What's the word? Schadenfreude?
But it seems clear to me that this is why I can't start typing right away when I first load the page and click to focus in the text field.
Why would two AI bots want to chat with each other?
Really really bad user experience, wondering about when they will leave this approach.
...I don't think that's possible even if you are a bot? I would be very surprised if OAI had their origin exposed to the internet. What is a "non-Cloudflare proxy"? Is this AI slop?
It's likely just looking at the CF properties as part of a bot scoring metric (e.g. many users from this ASN or that geoip to this specific city exhibit abusive patterns).
Sick.
There's no way this is worth it unless the models are absolutely tiny, in which case any benefits from offloading to the client is marginal and probably isn't worth the engineering effort.
And as for "but chatgpt isn't paid" (another commenter), well, then yes, that's even closer to free by removing this spying on your computer setup.

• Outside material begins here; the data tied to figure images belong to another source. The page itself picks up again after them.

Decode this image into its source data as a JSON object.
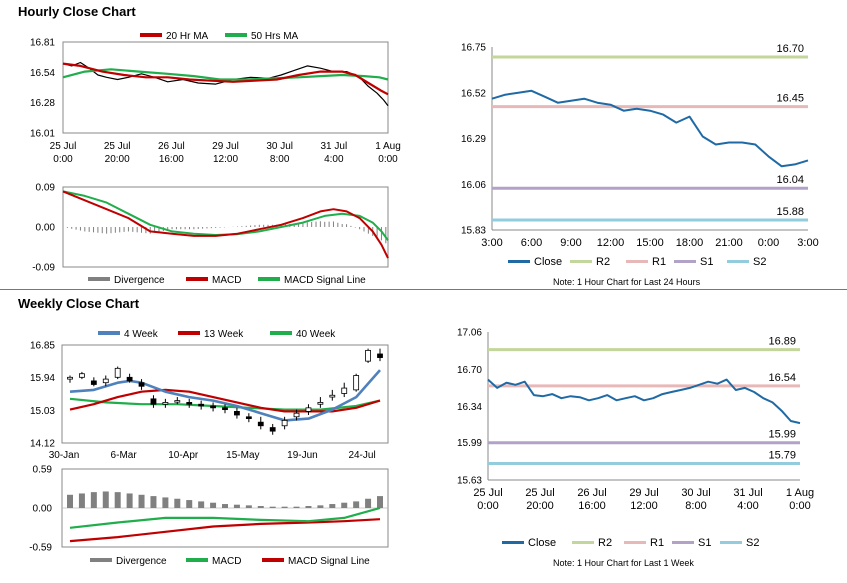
{
  "sections": {
    "hourly_title": "Hourly Close Chart",
    "weekly_title": "Weekly Close Chart"
  },
  "colors": {
    "red": "#c00000",
    "green": "#1fae4b",
    "blue": "#4f81bd",
    "dark_blue": "#1f6aa5",
    "gray": "#808080",
    "r2": "#c3d69b",
    "r1": "#e6b9b8",
    "s1": "#b3a2c7",
    "s2": "#93cddd"
  },
  "chart_data": [
    {
      "id": "hourly_price",
      "type": "line",
      "title": "Hourly Close Chart",
      "legend": [
        "20 Hr MA",
        "50 Hrs MA"
      ],
      "y_ticks": [
        "16.81",
        "16.54",
        "16.28",
        "16.01"
      ],
      "ylim": [
        16.01,
        16.81
      ],
      "x_ticks": [
        [
          "25 Jul",
          "0:00"
        ],
        [
          "25 Jul",
          "20:00"
        ],
        [
          "26 Jul",
          "16:00"
        ],
        [
          "29 Jul",
          "12:00"
        ],
        [
          "30 Jul",
          "8:00"
        ],
        [
          "31 Jul",
          "4:00"
        ],
        [
          "1 Aug",
          "0:00"
        ]
      ],
      "n": 150,
      "series": [
        {
          "name": "20 Hr MA",
          "color": "red",
          "points": [
            [
              0,
              16.62
            ],
            [
              8,
              16.6
            ],
            [
              18,
              16.55
            ],
            [
              28,
              16.52
            ],
            [
              38,
              16.5
            ],
            [
              48,
              16.5
            ],
            [
              58,
              16.48
            ],
            [
              68,
              16.47
            ],
            [
              78,
              16.46
            ],
            [
              88,
              16.47
            ],
            [
              98,
              16.48
            ],
            [
              108,
              16.52
            ],
            [
              118,
              16.55
            ],
            [
              128,
              16.55
            ],
            [
              134,
              16.52
            ],
            [
              140,
              16.45
            ],
            [
              146,
              16.38
            ],
            [
              149,
              16.35
            ]
          ]
        },
        {
          "name": "50 Hrs MA",
          "color": "green",
          "points": [
            [
              0,
              16.5
            ],
            [
              10,
              16.55
            ],
            [
              22,
              16.57
            ],
            [
              35,
              16.55
            ],
            [
              48,
              16.53
            ],
            [
              60,
              16.51
            ],
            [
              72,
              16.48
            ],
            [
              84,
              16.48
            ],
            [
              96,
              16.49
            ],
            [
              108,
              16.5
            ],
            [
              118,
              16.51
            ],
            [
              128,
              16.52
            ],
            [
              138,
              16.51
            ],
            [
              145,
              16.5
            ],
            [
              149,
              16.48
            ]
          ]
        },
        {
          "name": "Close",
          "color": "black",
          "points": [
            [
              0,
              16.62
            ],
            [
              4,
              16.6
            ],
            [
              8,
              16.63
            ],
            [
              12,
              16.58
            ],
            [
              16,
              16.52
            ],
            [
              20,
              16.5
            ],
            [
              25,
              16.48
            ],
            [
              30,
              16.5
            ],
            [
              36,
              16.53
            ],
            [
              42,
              16.5
            ],
            [
              48,
              16.46
            ],
            [
              55,
              16.48
            ],
            [
              62,
              16.45
            ],
            [
              70,
              16.44
            ],
            [
              78,
              16.48
            ],
            [
              86,
              16.5
            ],
            [
              94,
              16.49
            ],
            [
              100,
              16.52
            ],
            [
              106,
              16.56
            ],
            [
              112,
              16.6
            ],
            [
              118,
              16.58
            ],
            [
              124,
              16.55
            ],
            [
              130,
              16.55
            ],
            [
              136,
              16.5
            ],
            [
              140,
              16.42
            ],
            [
              144,
              16.36
            ],
            [
              147,
              16.3
            ],
            [
              149,
              16.25
            ]
          ]
        }
      ]
    },
    {
      "id": "hourly_macd",
      "type": "line",
      "legend": [
        "Divergence",
        "MACD",
        "MACD Signal Line"
      ],
      "y_ticks": [
        "0.09",
        "0.00",
        "-0.09"
      ],
      "ylim": [
        -0.09,
        0.09
      ],
      "n": 150,
      "macd": [
        [
          0,
          0.08
        ],
        [
          10,
          0.06
        ],
        [
          20,
          0.04
        ],
        [
          30,
          0.02
        ],
        [
          40,
          -0.01
        ],
        [
          50,
          -0.015
        ],
        [
          60,
          -0.02
        ],
        [
          70,
          -0.02
        ],
        [
          80,
          -0.015
        ],
        [
          90,
          -0.005
        ],
        [
          100,
          0.005
        ],
        [
          110,
          0.02
        ],
        [
          118,
          0.035
        ],
        [
          124,
          0.04
        ],
        [
          130,
          0.035
        ],
        [
          136,
          0.02
        ],
        [
          142,
          -0.01
        ],
        [
          146,
          -0.04
        ],
        [
          149,
          -0.07
        ]
      ],
      "signal": [
        [
          0,
          0.08
        ],
        [
          10,
          0.07
        ],
        [
          20,
          0.055
        ],
        [
          30,
          0.03
        ],
        [
          40,
          0.005
        ],
        [
          50,
          -0.01
        ],
        [
          60,
          -0.015
        ],
        [
          70,
          -0.018
        ],
        [
          80,
          -0.016
        ],
        [
          90,
          -0.01
        ],
        [
          100,
          0.0
        ],
        [
          110,
          0.01
        ],
        [
          120,
          0.025
        ],
        [
          128,
          0.03
        ],
        [
          136,
          0.025
        ],
        [
          142,
          0.01
        ],
        [
          146,
          -0.01
        ],
        [
          149,
          -0.03
        ]
      ]
    },
    {
      "id": "hourly_pivot",
      "type": "line",
      "y_ticks": [
        "16.75",
        "16.52",
        "16.29",
        "16.06",
        "15.83"
      ],
      "ylim": [
        15.83,
        16.75
      ],
      "x_ticks": [
        "3:00",
        "6:00",
        "9:00",
        "12:00",
        "15:00",
        "18:00",
        "21:00",
        "0:00",
        "3:00"
      ],
      "close": [
        16.49,
        16.51,
        16.52,
        16.53,
        16.5,
        16.47,
        16.48,
        16.49,
        16.47,
        16.46,
        16.43,
        16.44,
        16.43,
        16.41,
        16.37,
        16.4,
        16.3,
        16.26,
        16.27,
        16.27,
        16.26,
        16.2,
        16.15,
        16.16,
        16.18
      ],
      "levels": [
        {
          "name": "R2",
          "value": 16.7,
          "label": "16.70",
          "color": "r2"
        },
        {
          "name": "R1",
          "value": 16.45,
          "label": "16.45",
          "color": "r1"
        },
        {
          "name": "S1",
          "value": 16.04,
          "label": "16.04",
          "color": "s1"
        },
        {
          "name": "S2",
          "value": 15.88,
          "label": "15.88",
          "color": "s2"
        }
      ],
      "legend": [
        "Close",
        "R2",
        "R1",
        "S1",
        "S2"
      ],
      "note": "Note: 1 Hour Chart for Last 24 Hours"
    },
    {
      "id": "weekly_price",
      "type": "line",
      "title": "Weekly Close Chart",
      "legend": [
        "4 Week",
        "13 Week",
        "40 Week"
      ],
      "y_ticks": [
        "16.85",
        "15.94",
        "15.03",
        "14.12"
      ],
      "ylim": [
        14.12,
        16.85
      ],
      "x_ticks": [
        "30-Jan",
        "6-Mar",
        "10-Apr",
        "15-May",
        "19-Jun",
        "24-Jul"
      ],
      "n": 27,
      "candles": [
        [
          15.9,
          15.95,
          15.8,
          16.0
        ],
        [
          15.95,
          16.05,
          15.9,
          16.1
        ],
        [
          15.85,
          15.75,
          15.7,
          15.95
        ],
        [
          15.8,
          15.9,
          15.7,
          16.0
        ],
        [
          15.95,
          16.2,
          15.9,
          16.25
        ],
        [
          15.95,
          15.85,
          15.8,
          16.05
        ],
        [
          15.8,
          15.7,
          15.6,
          15.9
        ],
        [
          15.35,
          15.2,
          15.1,
          15.45
        ],
        [
          15.2,
          15.25,
          15.1,
          15.35
        ],
        [
          15.3,
          15.3,
          15.2,
          15.4
        ],
        [
          15.25,
          15.2,
          15.1,
          15.35
        ],
        [
          15.2,
          15.15,
          15.05,
          15.3
        ],
        [
          15.15,
          15.1,
          15.0,
          15.25
        ],
        [
          15.1,
          15.05,
          14.95,
          15.2
        ],
        [
          15.0,
          14.9,
          14.8,
          15.1
        ],
        [
          14.85,
          14.8,
          14.7,
          14.95
        ],
        [
          14.7,
          14.6,
          14.5,
          14.85
        ],
        [
          14.55,
          14.45,
          14.35,
          14.65
        ],
        [
          14.6,
          14.75,
          14.5,
          14.85
        ],
        [
          14.85,
          14.95,
          14.75,
          15.05
        ],
        [
          15.0,
          15.1,
          14.9,
          15.2
        ],
        [
          15.2,
          15.25,
          15.1,
          15.4
        ],
        [
          15.4,
          15.45,
          15.3,
          15.6
        ],
        [
          15.5,
          15.65,
          15.4,
          15.8
        ],
        [
          15.6,
          16.0,
          15.55,
          16.05
        ],
        [
          16.4,
          16.7,
          16.35,
          16.75
        ],
        [
          16.6,
          16.5,
          16.4,
          16.75
        ]
      ],
      "series": [
        {
          "name": "4 Week",
          "color": "blue",
          "points": [
            [
              0,
              15.55
            ],
            [
              2,
              15.6
            ],
            [
              4,
              15.8
            ],
            [
              5,
              15.85
            ],
            [
              6,
              15.8
            ],
            [
              8,
              15.55
            ],
            [
              10,
              15.4
            ],
            [
              12,
              15.3
            ],
            [
              14,
              15.15
            ],
            [
              16,
              14.95
            ],
            [
              18,
              14.75
            ],
            [
              20,
              14.8
            ],
            [
              22,
              15.05
            ],
            [
              24,
              15.4
            ],
            [
              26,
              16.15
            ]
          ]
        },
        {
          "name": "13 Week",
          "color": "red",
          "points": [
            [
              0,
              15.05
            ],
            [
              2,
              15.2
            ],
            [
              4,
              15.4
            ],
            [
              6,
              15.55
            ],
            [
              8,
              15.6
            ],
            [
              10,
              15.55
            ],
            [
              12,
              15.4
            ],
            [
              14,
              15.25
            ],
            [
              16,
              15.1
            ],
            [
              18,
              15.0
            ],
            [
              20,
              15.0
            ],
            [
              22,
              15.0
            ],
            [
              24,
              15.1
            ],
            [
              26,
              15.3
            ]
          ]
        },
        {
          "name": "40 Week",
          "color": "green",
          "points": [
            [
              0,
              15.35
            ],
            [
              3,
              15.25
            ],
            [
              6,
              15.2
            ],
            [
              9,
              15.2
            ],
            [
              12,
              15.15
            ],
            [
              15,
              15.1
            ],
            [
              18,
              15.05
            ],
            [
              21,
              15.05
            ],
            [
              24,
              15.15
            ],
            [
              26,
              15.3
            ]
          ]
        }
      ]
    },
    {
      "id": "weekly_macd",
      "type": "bar",
      "legend": [
        "Divergence",
        "MACD",
        "MACD Signal Line"
      ],
      "y_ticks": [
        "0.59",
        "0.00",
        "-0.59"
      ],
      "ylim": [
        -0.59,
        0.59
      ],
      "n": 27,
      "divergence": [
        0.2,
        0.22,
        0.24,
        0.25,
        0.24,
        0.22,
        0.2,
        0.18,
        0.16,
        0.14,
        0.12,
        0.1,
        0.08,
        0.06,
        0.05,
        0.04,
        0.03,
        0.02,
        0.02,
        0.02,
        0.03,
        0.04,
        0.06,
        0.08,
        0.1,
        0.14,
        0.18
      ],
      "macd": [
        [
          0,
          -0.3
        ],
        [
          4,
          -0.22
        ],
        [
          8,
          -0.15
        ],
        [
          12,
          -0.15
        ],
        [
          16,
          -0.18
        ],
        [
          20,
          -0.2
        ],
        [
          23,
          -0.15
        ],
        [
          26,
          0.0
        ]
      ],
      "signal": [
        [
          0,
          -0.5
        ],
        [
          4,
          -0.44
        ],
        [
          8,
          -0.36
        ],
        [
          12,
          -0.28
        ],
        [
          16,
          -0.24
        ],
        [
          20,
          -0.22
        ],
        [
          23,
          -0.2
        ],
        [
          26,
          -0.17
        ]
      ]
    },
    {
      "id": "weekly_pivot",
      "type": "line",
      "y_ticks": [
        "17.06",
        "16.70",
        "16.34",
        "15.99",
        "15.63"
      ],
      "ylim": [
        15.63,
        17.06
      ],
      "x_ticks": [
        [
          "25 Jul",
          "0:00"
        ],
        [
          "25 Jul",
          "20:00"
        ],
        [
          "26 Jul",
          "16:00"
        ],
        [
          "29 Jul",
          "12:00"
        ],
        [
          "30 Jul",
          "8:00"
        ],
        [
          "31 Jul",
          "4:00"
        ],
        [
          "1 Aug",
          "0:00"
        ]
      ],
      "close": [
        16.6,
        16.52,
        16.57,
        16.55,
        16.58,
        16.45,
        16.44,
        16.46,
        16.42,
        16.44,
        16.43,
        16.4,
        16.42,
        16.45,
        16.4,
        16.42,
        16.44,
        16.4,
        16.42,
        16.46,
        16.48,
        16.5,
        16.52,
        16.55,
        16.58,
        16.56,
        16.6,
        16.5,
        16.52,
        16.48,
        16.42,
        16.38,
        16.3,
        16.2,
        16.18
      ],
      "levels": [
        {
          "name": "R2",
          "value": 16.89,
          "label": "16.89",
          "color": "r2"
        },
        {
          "name": "R1",
          "value": 16.54,
          "label": "16.54",
          "color": "r1"
        },
        {
          "name": "S1",
          "value": 15.99,
          "label": "15.99",
          "color": "s1"
        },
        {
          "name": "S2",
          "value": 15.79,
          "label": "15.79",
          "color": "s2"
        }
      ],
      "legend": [
        "Close",
        "R2",
        "R1",
        "S1",
        "S2"
      ],
      "note": "Note: 1 Hour Chart for Last 1 Week"
    }
  ]
}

But they spy on the paid users too.
These programming languages and frameworks were made for developer convenience and got wide adoption, because it makes on-boarding easier.
This obviously comes at a cost of performance, complexity and introduces a liability into a system, because they are dependencies that come with a whole bunch of assumptions about how they are used.
Is this tradeoff even worth it anymore?